The section was pre-treated using heat mediated antigen retrieval with Tris-EDTA buffer (pH 9.0) for 20 minutes. The tissues were blocked in 1% BSA for 20 minutes at room temperature, washed with ddH2O and PBS, and then probed with the primary antibody (HA721055) at 1/400 dilution for 1 hour at room temperature. The detection was performed using an HRP conjugated compact polymer system. DAB was used as the chromogen. Tissues were counterstained with hematoxylin and mounted with DPX.
HA721055_5.jpg Fig5: Immunohistochemical analysis of paraffin-embedded rat brain tissue with Rabbit anti-Septin 8 antibody (HA721055) at 1/200 dilution.

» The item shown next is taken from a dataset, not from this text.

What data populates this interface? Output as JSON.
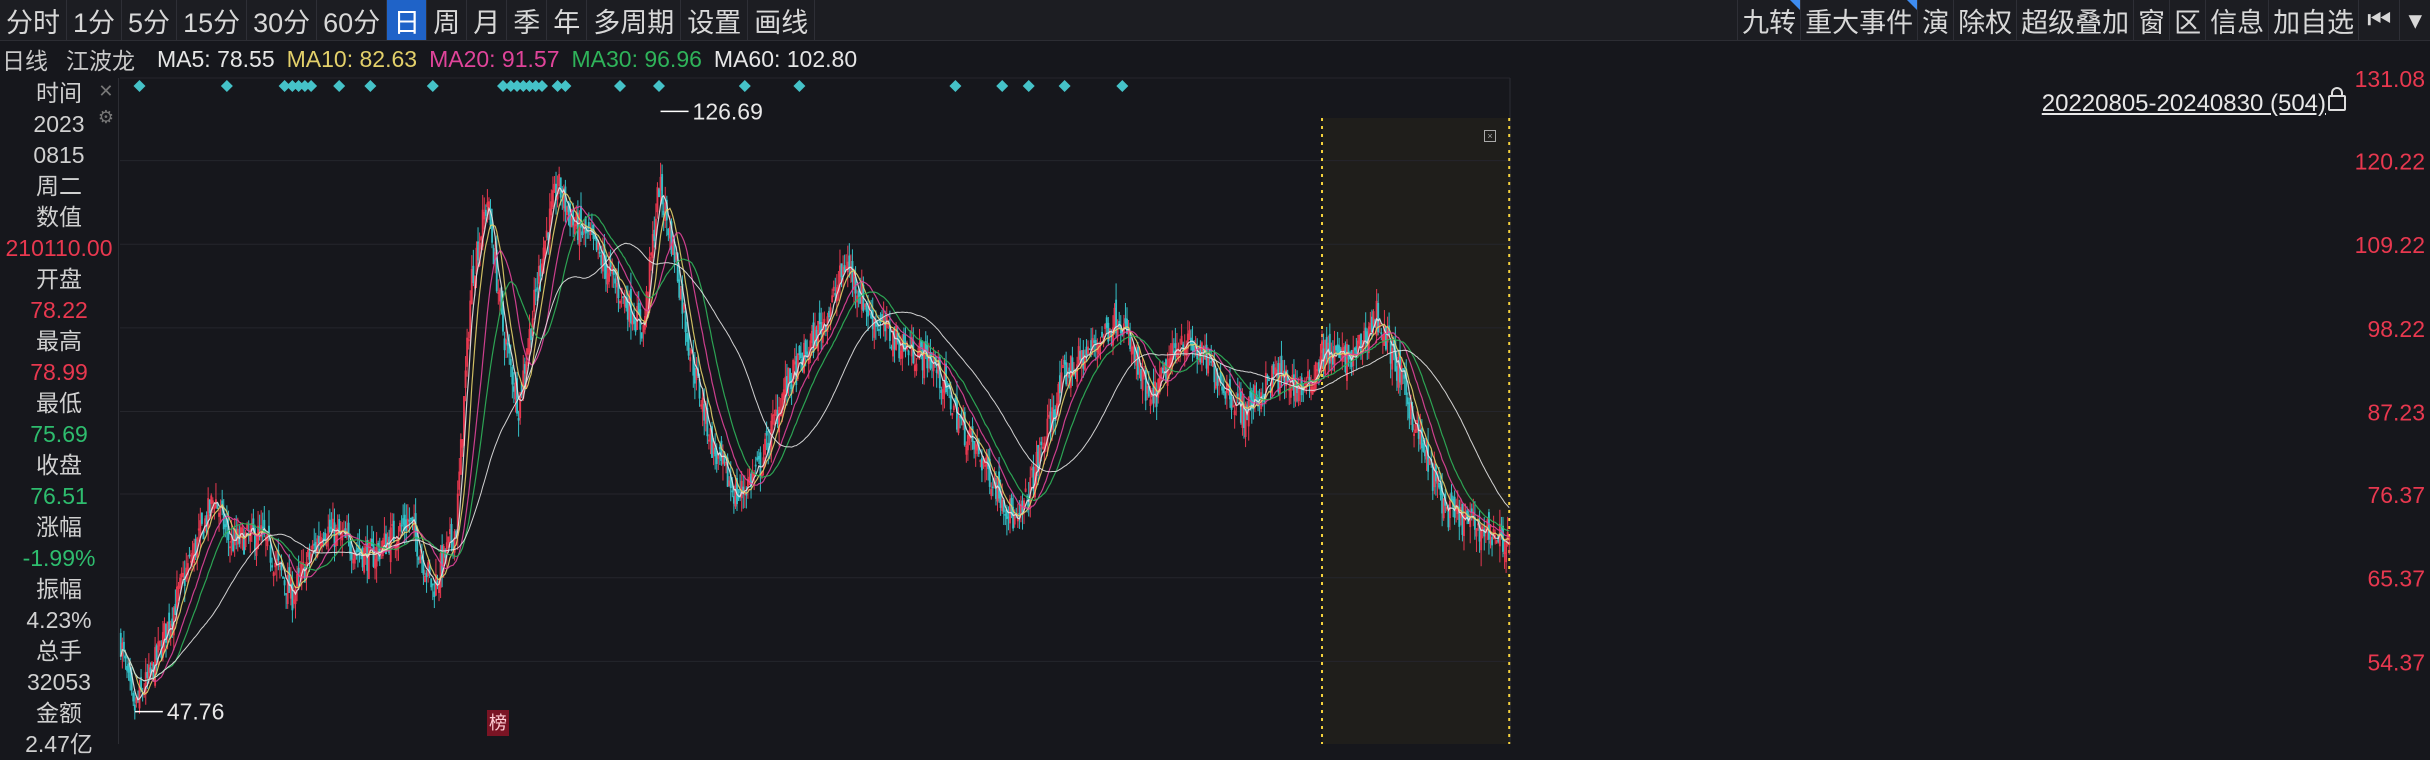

The section was pre-treated using heat mediated antigen retrieval with Tris-EDTA buffer (pH 9.0) for 20 minutes. The tissues were blocked in 1% BSA for 20 minutes at room temperature, washed with ddH2O and PBS, and then probed with the primary antibody (HA721055) at 1/200 dilution for 1 hour at room temperature. The detection was performed using an HRP conjugated compact polymer system. DAB was used as the chromogen. Tissues were counterstained with hematoxylin and mounted with DPX.
Note: All products are “FOR RESEARCH USE ONLY AND ARE NOT INTENDED FOR DIAGNOSTIC OR THERAPEUTIC USE”.